Yorkshire Water Fined £150,000 For Illegal Sewage Discharge
Utility company Yorkshire Water has been fined £150,000 for illegally discharging sewage into the Potter Carr Nature Reserve, after pleading guilty to one charge of causing sewage sludge to enter a tributary of the Mother Drain and one charge of breach of permit conditions relating to levels of ammoniacal nitrogen in treated sewage effluent.
On September 8th, Sheffield Magistrates Court heard that the supplier does have an environmental permit that authorises water discharges from the Balby Sewage Treatment Works – but only under certain strict conditions.
In March 2017, the Yorkshire Wildlife Trust reported that Mother Drain – which is a site of Special Scientific Interest – had become discoloured and smelled of chemicals. An investigation by the Environment Agency confirmed pollution of the site, with sample results showing high levels of ammoniacal nitrogen in the water.
A pump station for land drainage was then switched off to prevent polluted water from going downstream to the River Torne, while abstractors were also instructed to stop abstracting water.
An Environment Agency spokesperson commented on the matter, saying: “Water companies are aware that their activities have the potential for serious environmental impacts, and they know that we will take action when they cause pollution.
In this case Yorkshire Water has failed the environment, customers and the system of environmental laws the public puts its trust in. Polluters must pay, the Environment Agency will continue to do everything in its power to ensure that they do.”
This comes after a BBC Panorama investigation found that water companies in England and Wales have been dumping raw sewage into rivers illegally, with some breaching their permit conditions on a regular basis.
Environment Agency figures show that, in 2020, untreated sewage (including condoms, human waste and wet wipes) was released into streams and rivers around the country for more than three million hours.

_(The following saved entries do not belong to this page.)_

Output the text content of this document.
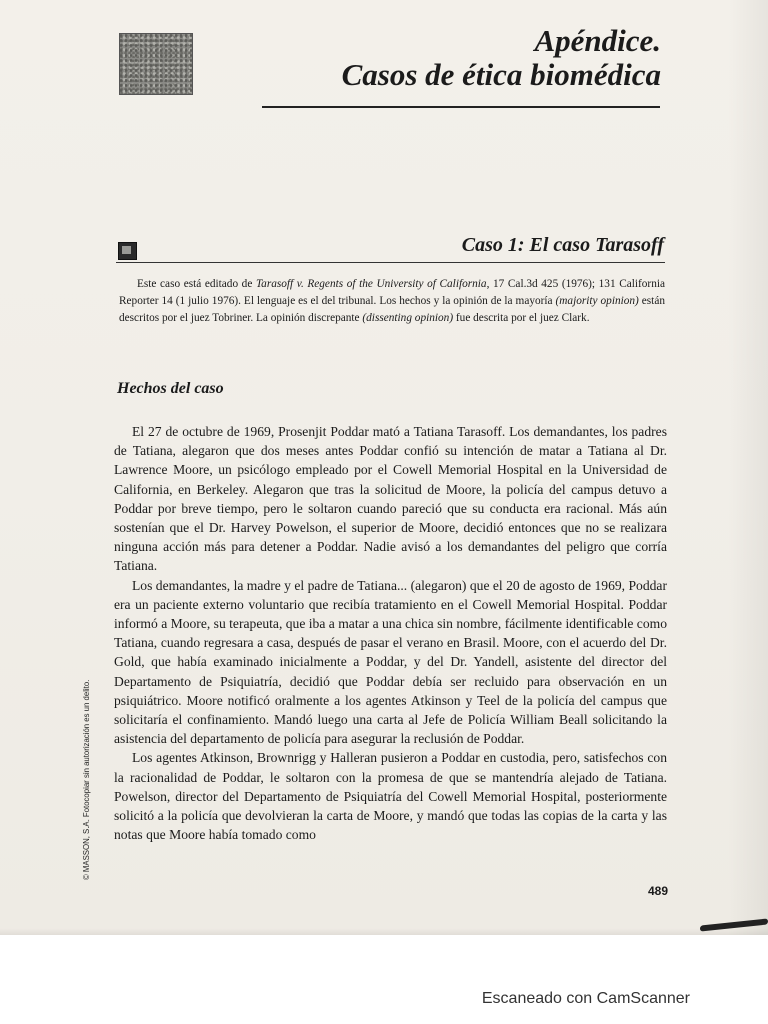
Apéndice.
Casos de ética biomédica
Caso 1: El caso Tarasoff

Este caso está editado de Tarasoff v. Regents of the University of California, 17 Cal.3d 425 (1976); 131 California Reporter 14 (1 julio 1976). El lenguaje es el del tribunal. Los hechos y la opinión de la mayoría (majority opinion) están descritos por el juez Tobriner. La opinión discrepante (dissenting opinion) fue descrita por el juez Clark.

Hechos del caso

El 27 de octubre de 1969, Prosenjit Poddar mató a Tatiana Tarasoff. Los demandantes, los padres de Tatiana, alegaron que dos meses antes Poddar confió su intención de matar a Tatiana al Dr. Lawrence Moore, un psicólogo empleado por el Cowell Memorial Hospital en la Universidad de California, en Berkeley. Alegaron que tras la solicitud de Moore, la policía del campus detuvo a Poddar por breve tiempo, pero le soltaron cuando pareció que su conducta era racional. Más aún sostenían que el Dr. Harvey Powelson, el superior de Moore, decidió entonces que no se realizara ninguna acción más para detener a Poddar. Nadie avisó a los demandantes del peligro que corría Tatiana.

Los demandantes, la madre y el padre de Tatiana... (alegaron) que el 20 de agosto de 1969, Poddar era un paciente externo voluntario que recibía tratamiento en el Cowell Memorial Hospital. Poddar informó a Moore, su terapeuta, que iba a matar a una chica sin nombre, fácilmente identificable como Tatiana, cuando regresara a casa, después de pasar el verano en Brasil. Moore, con el acuerdo del Dr. Gold, que había examinado inicialmente a Poddar, y del Dr. Yandell, asistente del director del Departamento de Psiquiatría, decidió que Poddar debía ser recluido para observación en un psiquiátrico. Moore notificó oralmente a los agentes Atkinson y Teel de la policía del campus que solicitaría el confinamiento. Mandó luego una carta al Jefe de Policía William Beall solicitando la asistencia del departamento de policía para asegurar la reclusión de Poddar.

Los agentes Atkinson, Brownrigg y Halleran pusieron a Poddar en custodia, pero, satisfechos con la racionalidad de Poddar, le soltaron con la promesa de que se mantendría alejado de Tatiana. Powelson, director del Departamento de Psiquiatría del Cowell Memorial Hospital, posteriormente solicitó a la policía que devolvieran la carta de Moore, y mandó que todas las copias de la carta y las notas que Moore había tomado como

© MASSON, S.A. Fotocopiar sin autorización es un delito.
489
Escaneado con CamScanner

Treatment plants are allowed to release sewage in this way when operating at close to full capacity or after extreme weather events, but there are discharge permits in place that set out the level of sewage that has to be treated before untreated waste can be discharged.
BBC analysis of data from ten water companies found that seven out of the ten had breached their permits, with sewage dumped before the specified volumes had been treated.
One of the worst culprits was Welsh Water, with the investigation finding that three of the firm’s treatment works had breached their permits. The Aberbaiden plant, for example, illegally dumped sewage into the River Usk for 12 consecutive days back in December 2020.
It’s likely that storm overflow use will continue to increase because of climate change driving more extreme weather events, which will increase the chances of flooding. As such, it’s important that work is undertaken now to help protect the UK’s waterways.